Repository Health Check Summary Report

Nexus Repository Community users will see the following summary report after the analysis of the repository is complete. Nexus Repository Pro users have the option to open up the detailed report of open-source components with security and licenses concerns.

This summary report displays the following information:

Donut chart - the components identified
FOR - the report's repository
ON - timestamp of when the report ran
AGE - how long since the report ran.

The following is in the Issue Summary section:

Security Vulnerabilities
The scoring is standardized on a 1-10 scale based on the Common Vulnerability Scoring System (CVSS); Only the highest risk on the component is included in this count. Displays a count of the components with Critical (7-10), Severe (4-6), and Moderate (1-3) vulnerabilities.
License Warnings
Displays a count of the components with the following license warnings:
- Copyleft - Component with a copyleft license (e.g., GPL).
- Non-Standard - Component with a license Nexus Repository does not recognize.
- Not Provided - The project did not declare a license.
- Weak Copyleft - Similar to copyleft; however, not all derived works inherit the copyleft license.
- Liberal - Component using a license with little limitation.

Detailed Repository Health Check Report

Sonatype Nexus Repository Pro users may select the View Detailed Report button to access a detailed report.

The detailed report shows the summary along with a table of component issues:

License Threat - Highlights the license with the highest potential risk for a given component.
Declared License - The licenses provided by the publishing project
Observed Licenses in Source - Licenses included in the component
Group - The namespace of the project owners
Artifact - The name of the artifact
Version - The artifact version
Security Issues - Highlights the severity and number of known security vulnerabilities

From the View By drop-down menu, you can also select the Vulnerabilities option.

From this view, the detailed report shows the following information:

Threat Level - Highlights the CVSS base score for each listed vulnerability.
Problem Code - Provides a link to Common Vulnerabilities and Exposures (CVE) ID and description.
Group - The publishing group (i.e., the package namespace (e.g., maven groupId, npm scope)).
Artifact - The artifact name
Version - The artifact version

Resolving Certificate Errors and the Health Check: Configuration Capability

The RHC service works by performing calls to the following Sonatype data services depending on the Nexus Repository license agreement in use.
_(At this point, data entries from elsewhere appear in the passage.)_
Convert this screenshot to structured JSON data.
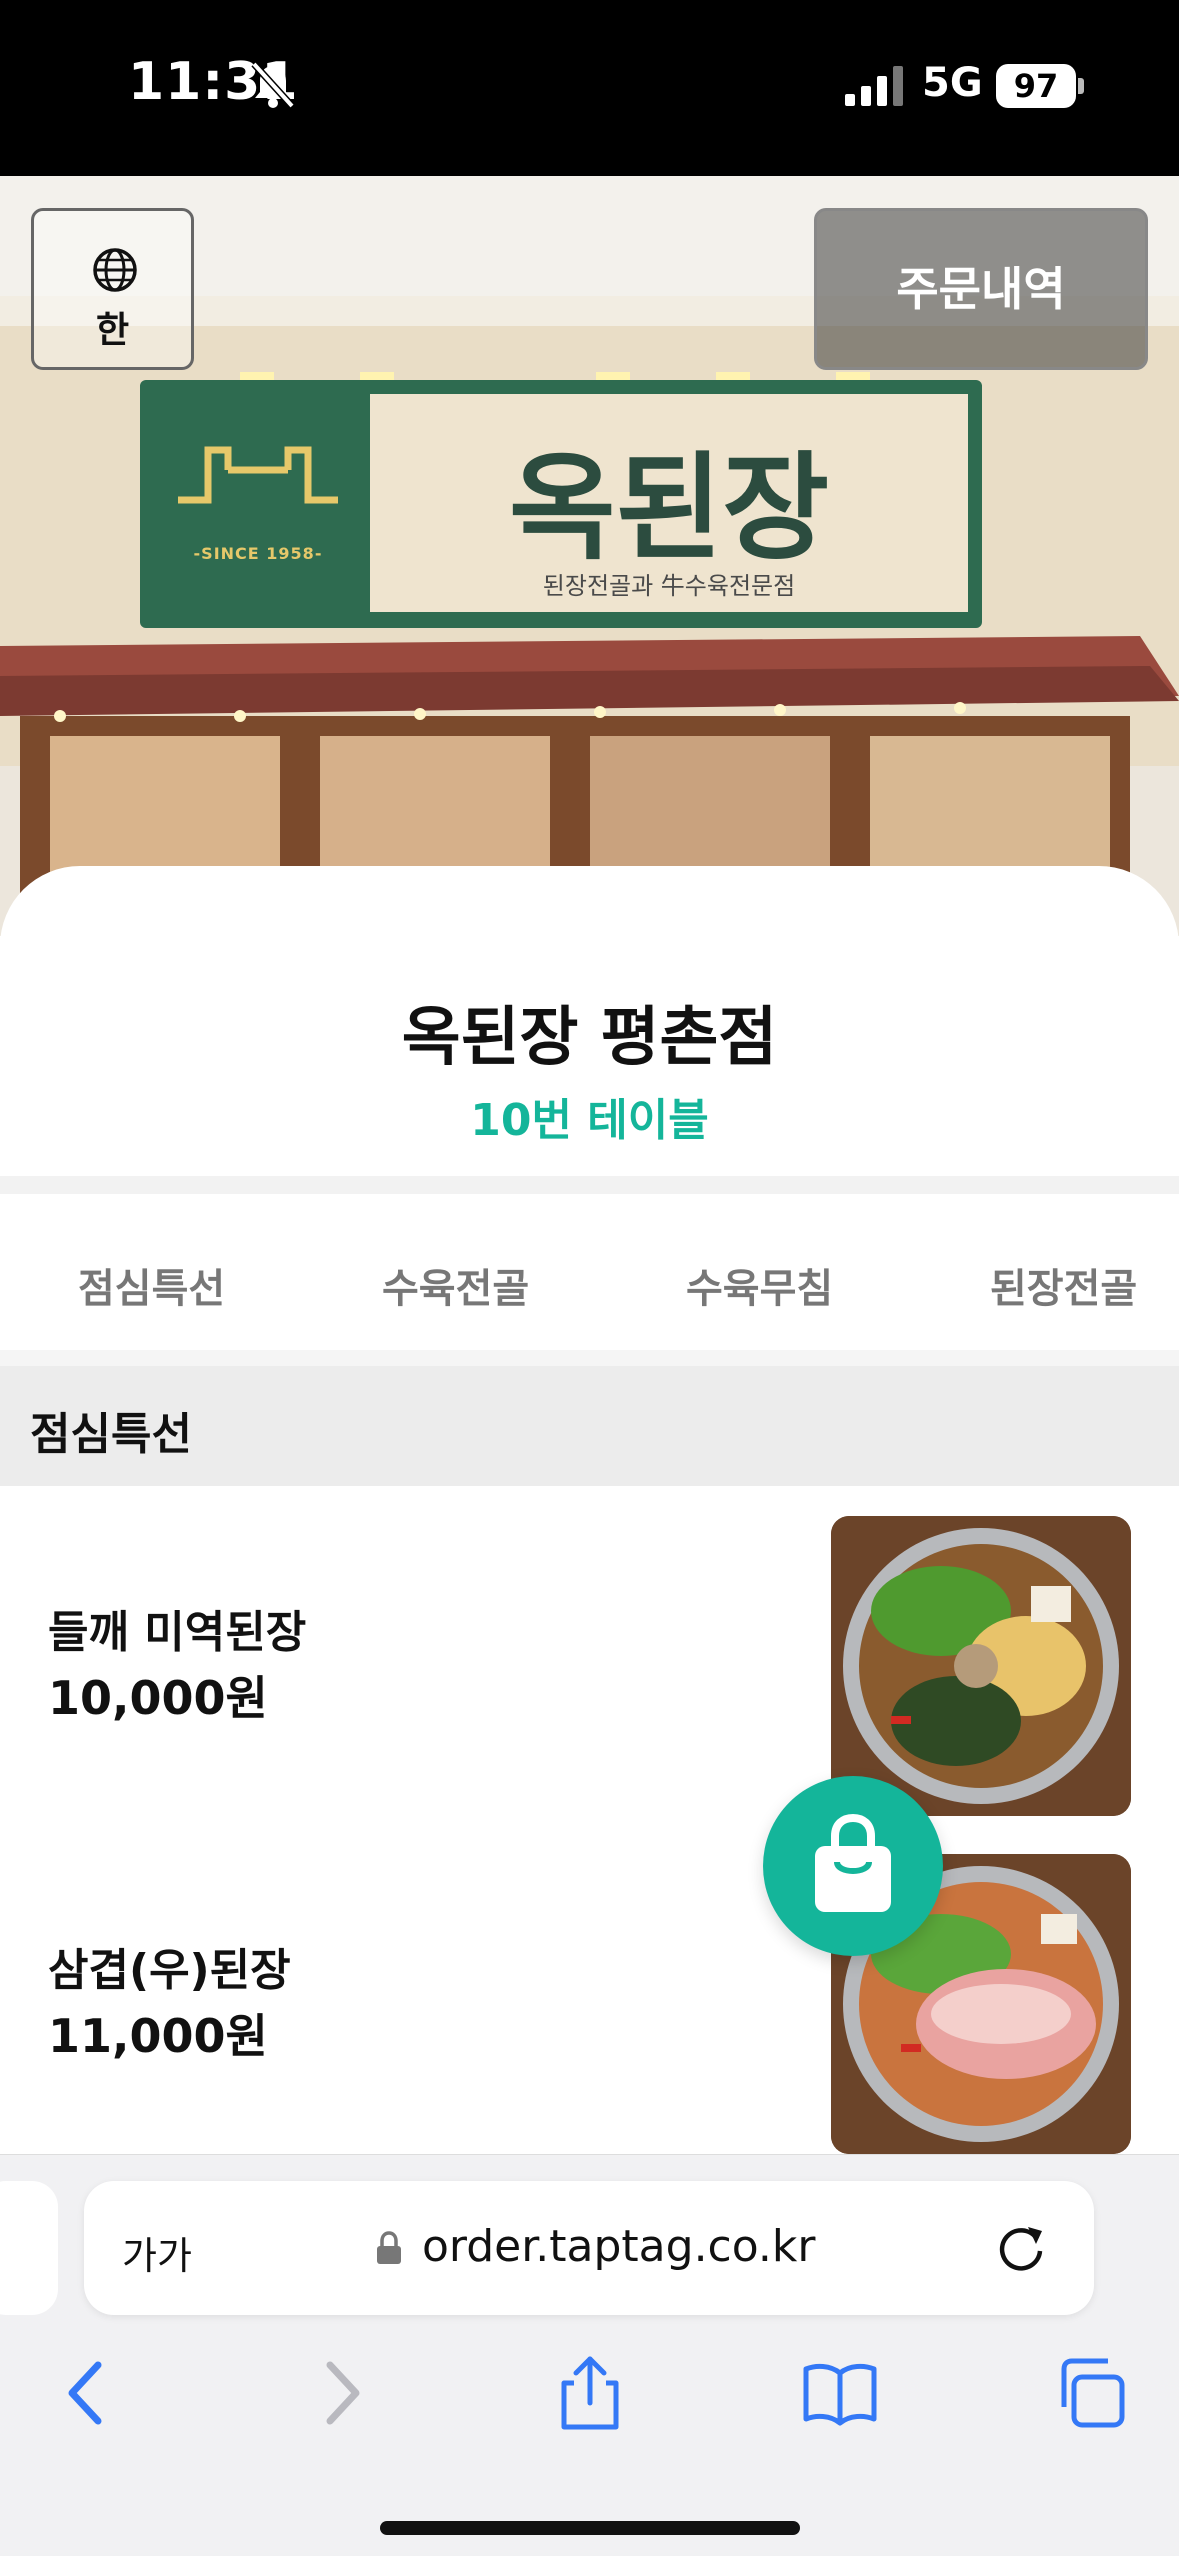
{
  "status_bar": {
    "time": "11:31",
    "network": "5G",
    "battery": "97",
    "icons": [
      "bell-slash-icon",
      "signal-icon",
      "battery-icon"
    ]
  },
  "hero": {
    "language_button": "한",
    "orders_button": "주문내역",
    "sign_title": "옥된장",
    "sign_subtitle": "된장전골과 牛수육전문점",
    "sign_since": "-SINCE 1958-"
  },
  "store": {
    "name": "옥된장 평촌점",
    "table": "10번 테이블"
  },
  "category_tabs": [
    "점심특선",
    "수육전골",
    "수육무침",
    "된장전골"
  ],
  "section": {
    "title": "점심특선"
  },
  "menu_items": [
    {
      "name": "들깨 미역된장",
      "price": "10,000원"
    },
    {
      "name": "삼겹(우)된장",
      "price": "11,000원"
    }
  ],
  "browser": {
    "text_size_button": "가가",
    "url": "order.taptag.co.kr",
    "toolbar_icons": [
      "back-icon",
      "forward-icon",
      "share-icon",
      "bookmarks-icon",
      "tabs-icon"
    ]
  },
  "colors": {
    "accent": "#14b59a",
    "sign_green": "#2e6b50",
    "safari_blue": "#3478f6"
  }
}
Network administrators need to allow these URLs through their network firewall to receive updates.

https://rhc-pro.sonatype.com
https://rhc.sonatype.com

Occasionally, administrators run into certificate errors because they are using a firewall proxy server that rewrites the certificate, making it appear untrusted. Resolve the issue by configuring outbound SSL, adding the necessary certificates to the Nexus Repository trust store, and using the Nexus truststore option when configuring the capability.

Modify the Repository Health Check Capability

To manage the existing capability, complete the following steps:

Navigate to Administration → System → Capabilities
Select the Health Check: Configuration type from the Capabilities table
Select Settings
Select Use the Nexus truststore checkbox to allow Sonatype Nexus Repository to manage the SSL certificate of the remote repository
Select Save

Disabling Repository Health Check

Disable RHC through the API.

To learn more, see our API documentation, which you can access via the Nexus Repository user interface under Administration → System → API

Look for DELETE /v1/repositories/{repositoryName}/health-check in the Repository Management section.